BL Lacertae object in the constellation Boötes

RBS 1467 also known as J1508.6+2709, is a BL Lacertae object located in the constellation of Boötes. The redshift of the object is (z) 0.269 and it was first discovered from the ROSAT Bright Survey as a point-like source by astronomers in October 1998 where it is designated as 1RXS J150842.2+270910.

== Description ==
RBS 1467 is BL Lac object with a B-band apparent magnitude of 18.8 magnitude with its total radio flux density estimated to be 39.9 mJy at 1.4 GHz frequencies.
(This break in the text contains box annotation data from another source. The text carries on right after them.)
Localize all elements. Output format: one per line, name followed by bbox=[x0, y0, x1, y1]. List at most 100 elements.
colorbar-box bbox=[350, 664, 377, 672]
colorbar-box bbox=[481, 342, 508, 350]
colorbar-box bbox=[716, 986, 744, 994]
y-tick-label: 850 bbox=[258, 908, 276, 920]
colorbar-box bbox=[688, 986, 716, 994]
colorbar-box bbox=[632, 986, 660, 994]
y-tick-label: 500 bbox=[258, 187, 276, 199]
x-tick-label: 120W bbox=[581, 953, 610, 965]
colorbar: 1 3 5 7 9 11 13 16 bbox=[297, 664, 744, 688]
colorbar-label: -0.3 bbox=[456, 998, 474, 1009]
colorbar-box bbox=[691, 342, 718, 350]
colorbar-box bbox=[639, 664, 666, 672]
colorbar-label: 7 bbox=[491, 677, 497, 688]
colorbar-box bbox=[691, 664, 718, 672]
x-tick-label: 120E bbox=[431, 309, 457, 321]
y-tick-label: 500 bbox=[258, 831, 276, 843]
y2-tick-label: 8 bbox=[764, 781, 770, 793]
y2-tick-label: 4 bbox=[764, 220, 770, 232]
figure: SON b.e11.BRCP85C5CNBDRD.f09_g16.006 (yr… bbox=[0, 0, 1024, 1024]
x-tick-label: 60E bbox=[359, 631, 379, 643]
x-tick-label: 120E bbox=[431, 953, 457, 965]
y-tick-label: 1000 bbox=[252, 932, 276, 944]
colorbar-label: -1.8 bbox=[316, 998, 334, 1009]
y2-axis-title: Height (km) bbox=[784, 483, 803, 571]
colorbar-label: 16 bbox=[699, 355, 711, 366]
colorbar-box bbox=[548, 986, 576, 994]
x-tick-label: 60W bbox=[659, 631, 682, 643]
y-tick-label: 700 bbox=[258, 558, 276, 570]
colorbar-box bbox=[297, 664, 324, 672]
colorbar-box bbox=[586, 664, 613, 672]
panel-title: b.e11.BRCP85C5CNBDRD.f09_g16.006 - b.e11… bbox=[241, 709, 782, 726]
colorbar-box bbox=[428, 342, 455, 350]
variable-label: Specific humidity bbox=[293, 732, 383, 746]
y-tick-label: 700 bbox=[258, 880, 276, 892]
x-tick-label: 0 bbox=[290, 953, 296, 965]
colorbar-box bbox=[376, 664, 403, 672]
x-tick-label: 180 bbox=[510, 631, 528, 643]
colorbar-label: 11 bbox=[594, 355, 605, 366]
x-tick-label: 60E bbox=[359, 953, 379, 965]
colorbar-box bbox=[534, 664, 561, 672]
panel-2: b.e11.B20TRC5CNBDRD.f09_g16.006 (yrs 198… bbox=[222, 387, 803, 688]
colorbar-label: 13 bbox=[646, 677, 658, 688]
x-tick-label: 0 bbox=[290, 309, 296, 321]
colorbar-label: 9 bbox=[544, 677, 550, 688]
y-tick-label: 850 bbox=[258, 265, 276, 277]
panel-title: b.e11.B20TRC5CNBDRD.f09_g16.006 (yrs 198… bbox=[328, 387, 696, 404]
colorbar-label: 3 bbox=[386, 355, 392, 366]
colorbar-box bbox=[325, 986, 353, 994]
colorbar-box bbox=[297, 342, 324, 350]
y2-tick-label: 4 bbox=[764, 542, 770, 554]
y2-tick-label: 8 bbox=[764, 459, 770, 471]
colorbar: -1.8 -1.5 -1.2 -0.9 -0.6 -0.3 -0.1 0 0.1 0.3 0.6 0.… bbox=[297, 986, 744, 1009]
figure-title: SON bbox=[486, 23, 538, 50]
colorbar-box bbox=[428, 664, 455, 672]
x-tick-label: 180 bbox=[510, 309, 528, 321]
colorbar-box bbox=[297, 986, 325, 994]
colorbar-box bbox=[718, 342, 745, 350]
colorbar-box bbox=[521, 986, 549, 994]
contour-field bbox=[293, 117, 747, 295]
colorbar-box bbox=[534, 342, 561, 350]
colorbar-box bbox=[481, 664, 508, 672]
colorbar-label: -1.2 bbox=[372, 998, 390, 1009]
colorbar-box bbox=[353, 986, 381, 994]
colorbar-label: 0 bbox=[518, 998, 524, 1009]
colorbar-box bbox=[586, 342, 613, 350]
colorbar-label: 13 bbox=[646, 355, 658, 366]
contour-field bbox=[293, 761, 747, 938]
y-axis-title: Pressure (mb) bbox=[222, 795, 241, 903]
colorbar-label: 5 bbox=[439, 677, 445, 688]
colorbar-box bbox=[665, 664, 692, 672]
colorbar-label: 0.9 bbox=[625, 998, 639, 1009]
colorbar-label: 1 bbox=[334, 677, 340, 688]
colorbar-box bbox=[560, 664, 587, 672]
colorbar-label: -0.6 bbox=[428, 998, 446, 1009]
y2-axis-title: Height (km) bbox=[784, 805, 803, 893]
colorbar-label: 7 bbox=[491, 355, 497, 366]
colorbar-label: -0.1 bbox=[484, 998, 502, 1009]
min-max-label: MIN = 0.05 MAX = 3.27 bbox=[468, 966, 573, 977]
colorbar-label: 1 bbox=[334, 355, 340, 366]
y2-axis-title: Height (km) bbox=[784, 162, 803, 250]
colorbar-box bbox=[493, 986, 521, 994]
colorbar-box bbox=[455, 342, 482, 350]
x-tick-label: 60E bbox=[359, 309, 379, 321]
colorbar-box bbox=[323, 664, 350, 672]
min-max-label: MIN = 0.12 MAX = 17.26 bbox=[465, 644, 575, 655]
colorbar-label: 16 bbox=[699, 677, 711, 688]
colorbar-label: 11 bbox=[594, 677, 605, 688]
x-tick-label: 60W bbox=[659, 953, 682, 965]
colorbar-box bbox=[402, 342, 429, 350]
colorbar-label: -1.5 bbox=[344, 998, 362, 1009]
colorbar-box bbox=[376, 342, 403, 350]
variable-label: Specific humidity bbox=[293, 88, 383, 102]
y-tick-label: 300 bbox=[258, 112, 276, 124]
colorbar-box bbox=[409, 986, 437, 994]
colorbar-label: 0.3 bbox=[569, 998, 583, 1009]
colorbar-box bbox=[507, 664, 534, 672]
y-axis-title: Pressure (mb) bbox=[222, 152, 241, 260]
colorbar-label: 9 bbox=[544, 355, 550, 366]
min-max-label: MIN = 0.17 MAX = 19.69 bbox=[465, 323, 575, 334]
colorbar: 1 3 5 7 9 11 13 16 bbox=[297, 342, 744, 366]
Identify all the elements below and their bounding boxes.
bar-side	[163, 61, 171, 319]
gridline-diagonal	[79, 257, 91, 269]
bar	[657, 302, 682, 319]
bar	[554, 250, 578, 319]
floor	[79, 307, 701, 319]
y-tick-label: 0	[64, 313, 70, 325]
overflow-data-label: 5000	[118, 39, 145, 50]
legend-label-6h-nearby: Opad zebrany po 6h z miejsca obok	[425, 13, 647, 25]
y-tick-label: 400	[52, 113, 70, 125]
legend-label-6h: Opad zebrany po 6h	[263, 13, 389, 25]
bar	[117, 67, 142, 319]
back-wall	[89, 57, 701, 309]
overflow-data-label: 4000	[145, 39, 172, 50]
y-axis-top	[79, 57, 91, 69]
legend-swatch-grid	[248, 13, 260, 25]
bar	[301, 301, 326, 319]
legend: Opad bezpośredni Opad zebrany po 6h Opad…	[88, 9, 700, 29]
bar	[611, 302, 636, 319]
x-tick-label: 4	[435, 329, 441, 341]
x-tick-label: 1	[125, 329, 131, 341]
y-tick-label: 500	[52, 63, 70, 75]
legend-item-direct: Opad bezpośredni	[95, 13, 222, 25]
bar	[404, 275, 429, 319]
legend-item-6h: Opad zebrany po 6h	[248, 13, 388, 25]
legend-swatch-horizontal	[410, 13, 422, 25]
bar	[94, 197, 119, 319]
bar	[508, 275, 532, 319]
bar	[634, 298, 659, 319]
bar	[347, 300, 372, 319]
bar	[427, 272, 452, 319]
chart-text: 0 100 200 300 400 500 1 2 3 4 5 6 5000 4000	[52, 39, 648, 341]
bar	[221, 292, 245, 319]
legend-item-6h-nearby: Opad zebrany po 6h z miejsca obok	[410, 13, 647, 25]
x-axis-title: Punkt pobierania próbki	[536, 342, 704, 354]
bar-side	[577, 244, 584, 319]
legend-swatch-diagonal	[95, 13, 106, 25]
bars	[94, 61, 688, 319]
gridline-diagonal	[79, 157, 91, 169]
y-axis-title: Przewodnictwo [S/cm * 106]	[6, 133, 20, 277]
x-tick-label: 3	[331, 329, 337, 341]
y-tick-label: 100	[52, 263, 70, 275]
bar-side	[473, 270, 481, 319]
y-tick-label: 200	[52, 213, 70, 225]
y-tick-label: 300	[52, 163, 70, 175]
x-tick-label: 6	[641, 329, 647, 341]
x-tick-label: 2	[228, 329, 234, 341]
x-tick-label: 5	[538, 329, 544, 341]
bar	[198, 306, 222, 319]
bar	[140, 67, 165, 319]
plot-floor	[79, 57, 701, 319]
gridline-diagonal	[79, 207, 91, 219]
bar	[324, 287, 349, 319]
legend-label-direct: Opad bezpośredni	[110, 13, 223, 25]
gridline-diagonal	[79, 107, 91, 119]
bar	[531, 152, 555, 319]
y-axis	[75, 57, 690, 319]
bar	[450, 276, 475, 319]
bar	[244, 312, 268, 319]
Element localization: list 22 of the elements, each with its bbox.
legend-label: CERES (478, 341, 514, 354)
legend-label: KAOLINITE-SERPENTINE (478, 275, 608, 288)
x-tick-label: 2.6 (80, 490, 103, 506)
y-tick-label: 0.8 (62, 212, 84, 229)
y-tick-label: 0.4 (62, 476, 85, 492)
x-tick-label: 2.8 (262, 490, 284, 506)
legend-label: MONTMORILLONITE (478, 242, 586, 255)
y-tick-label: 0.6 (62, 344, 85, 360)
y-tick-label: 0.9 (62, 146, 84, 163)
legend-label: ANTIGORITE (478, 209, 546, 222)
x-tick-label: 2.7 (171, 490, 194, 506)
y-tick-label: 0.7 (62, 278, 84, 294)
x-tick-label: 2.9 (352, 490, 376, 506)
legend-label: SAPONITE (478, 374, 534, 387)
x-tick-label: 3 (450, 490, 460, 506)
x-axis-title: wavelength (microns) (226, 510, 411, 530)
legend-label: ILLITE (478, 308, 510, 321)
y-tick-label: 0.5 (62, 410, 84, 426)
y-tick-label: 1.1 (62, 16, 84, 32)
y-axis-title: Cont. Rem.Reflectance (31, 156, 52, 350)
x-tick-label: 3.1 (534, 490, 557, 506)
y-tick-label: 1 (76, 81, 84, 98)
The V-band magnitude is estimated to be 18.50 magnitude while the flux density calculated by ROSAT band is 3.92 erg cm^{−2} s^{−1}.

It is also categorized as a high-energy-peaked BL Lac object (HBL) based on its synchrotron peaked frequency of 17.3. A study published in 2012, has found it is a blazar detected by Fermi Gamma-ray Space Telescope with its gamma-ray photon flux measured to be 4.1 ± 1.1 × 10^{−10} photons cm^{−2} s^{−1} and has a gamma-ray photon spectral index of 1.97 ± 0.27 Γ_{γ}. The total X-ray flux density at 1 keV is found to be 1.01E-0.6 mJy.

Evidence found RBS 1467 is a radio-loud gamma-ray active galaxy. It has a presence of a radio jet, with the jet power being estimated to be 45.2 erg s^{−1}. The radius of the radio emission contained within a spherical region is found to be 16.8 centimeters while the magnetic field strength is -1.68 Gs. A study published in 2022, has detected a parsec-scale jet with the jet position angle of -131° and has a median distance of 2.9 milliarcseconds between its jet components and its radio core. A central supermassive black hole is found and estimated as 8.30 . The accretion disk luminosity is 43.95 erg/s.